Cambodia’s progress on primary enrolment masks problems in other areas.

Though Cambodia's mixed performance in the field of education manifests itself in a number of ways - gender disparities at some levels but not at others, for instance, or urban-rural resource gaps - few have been so direct as the description of the national education system found in UNESCO's "Education For All" report released late last year. 

The report listed Cambodia among 63 countries to have achieved nearly universal primary enrolment, but it also listed it as one of the worst-performing countries with regards to literacy. It warned that the Kingdom was at "serious risk" of not attaining universal literacy by 2015, one of the targets under the Millennium Development Goal (MDG) pertaining to education. Cambodia was one of just five countries, and the only non-African country, to appear on both lists.

Suggestions of uneven progress surfaced again in a report released this month by the Ministry of Education, Youth and Sport assessing its 2007-08 academic year performance. At the primary school level, according to the report, Cambodia's net enrolment ratio reached 93.3 percent, moving within striking distance of the 2010 MDG target of universal primary enrolment. On the other hand, the primary school survival, or retention, rate was 52.5 percent, far short of the 100 percent MDG target.

Looking ahead, perhaps Cambodia's biggest challenge in meeting the goals is at the secondary level, where the net enrolment rate last year was just 34.8 percent, less than half of the 2010 target of 75 percent.

Teal Nipp, public relations manager for The Cambodia Project, a US-based nonprofit that looks to increase access to secondary education in rural provinces, said that the gap between primary and secondary enrolment "is definitely not unique to Cambodia".  

Diverted resources

Nipp said she believes the desire to meet the MDG target for primary education, a particular focus of the goal, has led many countries to funnel resources to grades one through six while paying less attention to grades seven and above.

To help extend enrolment gains to the secondary level, The Cambodia Project plans to open three secondary schools in rural provinces over the next five years. The first school, to be built in Kampot province, will seat 980 students. Construction should begin by December, said Jean-Michel Tijerina, the project's founder.

In addition to providing health care for students and staff and employing green construction methods, Tijerina said he hopes to create schools that are locally managed and financially sustainable.

To that end, project leaders said they plan to set up for-profit businesses to support each school that will likely involve the sale of local organic  products such as Kampot pepper. Tijerina said students "could contribute to the business in some way potentially", but noted that business plans had yet to be fully developed.

Though the details have yet to be fleshed out, Tijerina said the general plan was "definitely a model that looks to be scaleable". However, because it will likely take until 2015 - the year the first school is to become financially sustainable - to determine whether the model works as envisioned, the project and other long-term efforts that are just getting off the ground will likely have little impact on Cambodia's ability to meet its MDG targets.

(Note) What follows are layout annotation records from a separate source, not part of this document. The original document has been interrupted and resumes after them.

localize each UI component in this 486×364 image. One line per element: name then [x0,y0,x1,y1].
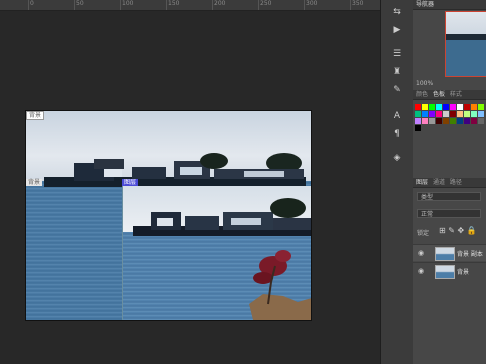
swatch[interactable] [443,104,449,110]
tab-paths[interactable]: 路径 [450,179,462,186]
ruler-tick [304,0,305,10]
swatch[interactable] [415,111,421,117]
ruler-tick [28,0,29,10]
tab-color[interactable]: 颜色 [416,91,428,98]
swatch[interactable] [415,125,421,131]
play-icon[interactable]: ▶ [391,24,403,36]
ruler-tick [350,0,351,10]
ruler-tick [212,0,213,10]
ruler-tick [258,0,259,10]
layer-row-background[interactable]: ◉ 背景 [413,262,486,279]
swatch[interactable] [478,104,484,110]
swatch[interactable] [478,118,484,124]
swatch-grid[interactable] [415,104,484,156]
swatch[interactable] [415,118,421,124]
tab-layers[interactable]: 图层 [416,179,428,186]
swatch[interactable] [422,111,428,117]
swatch[interactable] [464,104,470,110]
swatch[interactable] [464,111,470,117]
lock-label: 锁定 [417,230,430,237]
tools-column: ⇆ ▶ ☰ ♜ ✎ A ¶ ◈ [380,0,414,364]
swatch[interactable] [450,104,456,110]
swatch[interactable] [443,118,449,124]
layer-island-and-tree [133,198,311,320]
layers-tabbar: 图层 通道 路径 [413,178,486,188]
ruler-label: 300 [306,0,318,7]
kind-filter[interactable]: 类型 [417,192,481,201]
swatch[interactable] [429,111,435,117]
swatch[interactable] [429,104,435,110]
ruler-tick [74,0,75,10]
navigator-thumbnail[interactable] [445,11,486,77]
layer-label-3: 图层 [122,179,139,186]
navigator-tabbar: 导航器 [413,0,486,10]
layer-name: 背景 副本 [457,251,483,258]
ruler-label: 50 [76,0,84,7]
swatch[interactable] [471,104,477,110]
swatch[interactable] [436,118,442,124]
swatch[interactable] [457,104,463,110]
layer-row-copy[interactable]: ◉ 背景 副本 [413,244,486,261]
swatch[interactable] [436,104,442,110]
layers-icon[interactable]: ◈ [391,152,403,164]
swatch[interactable] [457,111,463,117]
swatch[interactable] [471,118,477,124]
ruler-label: 150 [168,0,180,7]
brush-icon[interactable]: ✎ [391,84,403,96]
document-canvas[interactable]: 背景 背景 图层 [25,110,312,321]
swatch[interactable] [443,111,449,117]
ruler-label: 100 [122,0,134,7]
swatch[interactable] [429,118,435,124]
tab-navigator[interactable]: 导航器 [416,1,434,8]
layer-name: 背景 [457,269,470,276]
layer-thumbnail [435,247,455,261]
swatch[interactable] [415,104,421,110]
horizontal-ruler: 0 50 100 150 200 250 300 350 [0,0,380,11]
move-icon[interactable]: ⇆ [391,6,403,18]
swatch[interactable] [457,118,463,124]
stamp-icon[interactable]: ♜ [391,66,403,78]
eye-icon[interactable]: ◉ [418,267,424,275]
swatch[interactable] [436,111,442,117]
swatch-tabbar: 颜色 色板 样式 [413,90,486,100]
tab-swatches[interactable]: 色板 [433,91,445,98]
ruler-label: 200 [214,0,226,7]
ruler-label: 0 [30,0,34,7]
blend-mode-select[interactable]: 正常 [417,209,481,218]
layer-label-2: 背景 [26,179,43,186]
ruler-label: 250 [260,0,272,7]
layer-thumbnail [435,265,455,279]
layer-label-1: 背景 [26,111,45,120]
canvas-workspace[interactable]: 背景 背景 图层 [0,11,380,364]
adjust-icon[interactable]: ☰ [391,48,403,60]
pointer-icon[interactable]: ¶ [391,128,403,140]
swatch[interactable] [450,111,456,117]
pasted-layer-image[interactable] [122,186,311,320]
swatch[interactable] [422,104,428,110]
tab-styles[interactable]: 样式 [450,91,462,98]
swatch[interactable] [450,118,456,124]
swatch[interactable] [422,118,428,124]
ruler-tick [166,0,167,10]
tab-channels[interactable]: 通道 [433,179,445,186]
type-icon[interactable]: A [391,110,403,122]
right-panels: 导航器 100% 颜色 色板 样式 图层 通道 路径 类型 正常 锁定 ⊞ ✎ … [413,0,486,364]
swatch[interactable] [464,118,470,124]
island-buildings-image [44,153,306,187]
swatch[interactable] [471,111,477,117]
ruler-label: 350 [352,0,364,7]
lock-icons[interactable]: ⊞ ✎ ✥ 🔒 [439,226,477,235]
ruler-tick [120,0,121,10]
zoom-level: 100% [416,80,434,87]
swatch[interactable] [478,111,484,117]
eye-icon[interactable]: ◉ [418,249,424,257]
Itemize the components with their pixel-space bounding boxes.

In explaining why Cambodia has fallen behind on the targets, Judy Baldwin, management adviser at NGO Education Partnership, a networking organisation that facilitates communication between the government and education NGOs, cited everything from a lack of textbooks to access issues to long-held views about appropriate gender roles in the Kingdom. "There's no silver bullet" to get back on track, she said.

But Baldwin emphasised that she does not believe the MDG effort should be abandoned altogether.

"The answer is not to say, ‘We're not going to achieve it, so we're just going to do the best we can'," she said.